Richard Beauvais and Eddy Ambrose
(Photo : Manitoba Premier Wab Kinew)
Richard Beauvais and Eddy Ambrose were switched at birth in a Canadian hospital.

Richard Beauvais and Eddy Ambrose were switched at birth in a Canadian hospital 68 years ago, and grew up not knowing their real parents or their own cultures.

On Thursday, the two men were welcomed into the Manitoba Legislative Assembly to receive an official apology.

"I am sorry," Manitoba's Premier Wab Kinew said individually to each man.

"They were wronged from the very first day each of them arrived on Earth in a hospital," he added.

The boys were born on the same day at a hospital in the small town of Arborg, Manitoba.

But somehow, they were mixed up and went home with families living about 60 miles apart. Both men had parents they never met.

 

"This was a failure of the system that went unrecognized for decades," Kinew said.

The boys' lives intersected several times without them knowing their connection.

In one instance, Eddy asked a girl from a few towns over to be on his baseball team during recess, not knowing she was his biological sister.

As a young boy, Richard loved fishing. As a teen he ended up at the shore casting for fish next to his own biological sister, unaware that they were siblings.
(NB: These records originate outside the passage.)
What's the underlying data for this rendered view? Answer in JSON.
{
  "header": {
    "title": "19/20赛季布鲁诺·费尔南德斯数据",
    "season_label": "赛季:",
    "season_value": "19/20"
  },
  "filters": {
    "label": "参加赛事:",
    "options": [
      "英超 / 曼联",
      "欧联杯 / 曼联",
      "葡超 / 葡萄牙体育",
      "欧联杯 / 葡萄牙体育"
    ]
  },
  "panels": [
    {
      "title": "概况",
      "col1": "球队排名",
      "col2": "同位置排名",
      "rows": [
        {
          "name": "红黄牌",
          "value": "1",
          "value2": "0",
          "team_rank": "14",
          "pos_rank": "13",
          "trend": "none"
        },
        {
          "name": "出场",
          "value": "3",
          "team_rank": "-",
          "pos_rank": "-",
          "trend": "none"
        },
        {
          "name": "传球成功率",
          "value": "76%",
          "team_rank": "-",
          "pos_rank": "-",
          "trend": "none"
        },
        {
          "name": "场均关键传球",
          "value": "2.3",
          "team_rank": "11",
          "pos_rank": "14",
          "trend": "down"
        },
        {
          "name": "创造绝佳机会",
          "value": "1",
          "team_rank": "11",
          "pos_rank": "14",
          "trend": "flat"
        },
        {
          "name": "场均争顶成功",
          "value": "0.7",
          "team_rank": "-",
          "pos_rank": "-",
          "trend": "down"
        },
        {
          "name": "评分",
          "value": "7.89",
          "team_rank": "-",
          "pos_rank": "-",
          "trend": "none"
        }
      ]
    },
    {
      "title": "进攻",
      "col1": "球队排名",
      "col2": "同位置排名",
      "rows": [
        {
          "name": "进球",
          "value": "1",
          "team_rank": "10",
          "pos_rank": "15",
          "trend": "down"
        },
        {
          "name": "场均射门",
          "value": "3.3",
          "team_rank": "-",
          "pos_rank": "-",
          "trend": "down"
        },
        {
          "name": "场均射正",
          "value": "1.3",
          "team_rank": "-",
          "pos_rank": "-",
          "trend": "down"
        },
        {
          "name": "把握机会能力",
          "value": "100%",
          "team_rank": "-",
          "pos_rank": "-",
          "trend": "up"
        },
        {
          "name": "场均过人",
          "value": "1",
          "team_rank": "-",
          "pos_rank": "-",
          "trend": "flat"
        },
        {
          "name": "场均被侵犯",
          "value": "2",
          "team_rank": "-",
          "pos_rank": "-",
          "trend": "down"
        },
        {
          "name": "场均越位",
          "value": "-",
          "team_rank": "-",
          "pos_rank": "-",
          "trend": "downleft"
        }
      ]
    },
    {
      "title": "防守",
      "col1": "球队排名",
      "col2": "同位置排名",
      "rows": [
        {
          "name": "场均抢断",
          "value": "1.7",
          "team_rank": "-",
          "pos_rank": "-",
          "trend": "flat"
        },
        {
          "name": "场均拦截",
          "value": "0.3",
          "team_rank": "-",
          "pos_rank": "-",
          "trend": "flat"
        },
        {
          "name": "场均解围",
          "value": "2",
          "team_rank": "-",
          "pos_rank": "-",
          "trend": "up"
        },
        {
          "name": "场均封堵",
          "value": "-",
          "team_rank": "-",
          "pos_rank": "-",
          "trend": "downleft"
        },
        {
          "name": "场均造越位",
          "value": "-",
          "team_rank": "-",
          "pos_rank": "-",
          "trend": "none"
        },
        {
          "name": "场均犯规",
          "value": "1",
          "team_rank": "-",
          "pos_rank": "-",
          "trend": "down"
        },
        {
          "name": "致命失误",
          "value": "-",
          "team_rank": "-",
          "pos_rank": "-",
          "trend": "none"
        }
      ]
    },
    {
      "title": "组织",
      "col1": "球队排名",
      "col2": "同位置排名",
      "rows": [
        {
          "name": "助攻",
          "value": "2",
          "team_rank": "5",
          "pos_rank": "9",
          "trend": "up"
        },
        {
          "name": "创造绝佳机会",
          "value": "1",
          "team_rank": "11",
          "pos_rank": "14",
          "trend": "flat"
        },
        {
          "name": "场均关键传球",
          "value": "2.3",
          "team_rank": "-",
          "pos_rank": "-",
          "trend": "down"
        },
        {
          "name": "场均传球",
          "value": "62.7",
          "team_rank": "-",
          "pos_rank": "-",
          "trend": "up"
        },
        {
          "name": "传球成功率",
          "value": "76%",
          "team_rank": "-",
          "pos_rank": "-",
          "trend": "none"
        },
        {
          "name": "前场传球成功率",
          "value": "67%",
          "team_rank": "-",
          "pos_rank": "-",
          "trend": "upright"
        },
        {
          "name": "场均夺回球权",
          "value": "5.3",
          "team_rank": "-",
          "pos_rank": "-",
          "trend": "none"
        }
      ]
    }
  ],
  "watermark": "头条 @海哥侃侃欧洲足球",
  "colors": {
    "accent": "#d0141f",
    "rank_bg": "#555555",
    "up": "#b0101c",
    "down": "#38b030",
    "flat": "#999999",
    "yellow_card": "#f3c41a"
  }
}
The mistake was discovered when Beauvais took a DNA test kit he received as a Christmas gift. It showed, to his surprise, that he had no indigenous genes.

Ambrose's sister took her own DNA test around the same time and discovered that she was not related to Eddy, the man she had known for decades as her brother, the BBC reported.

The government refused to accept responsibility until Kinew was elected into office.

"What happened to you can not be undone but it must be acknowledged and it must be atoned for," he told the men.

The pair has a lawyer seeking compensation from the government but it remains unclear if their case will be successful.

Meanwhile, they have been getting to know their biological relatives.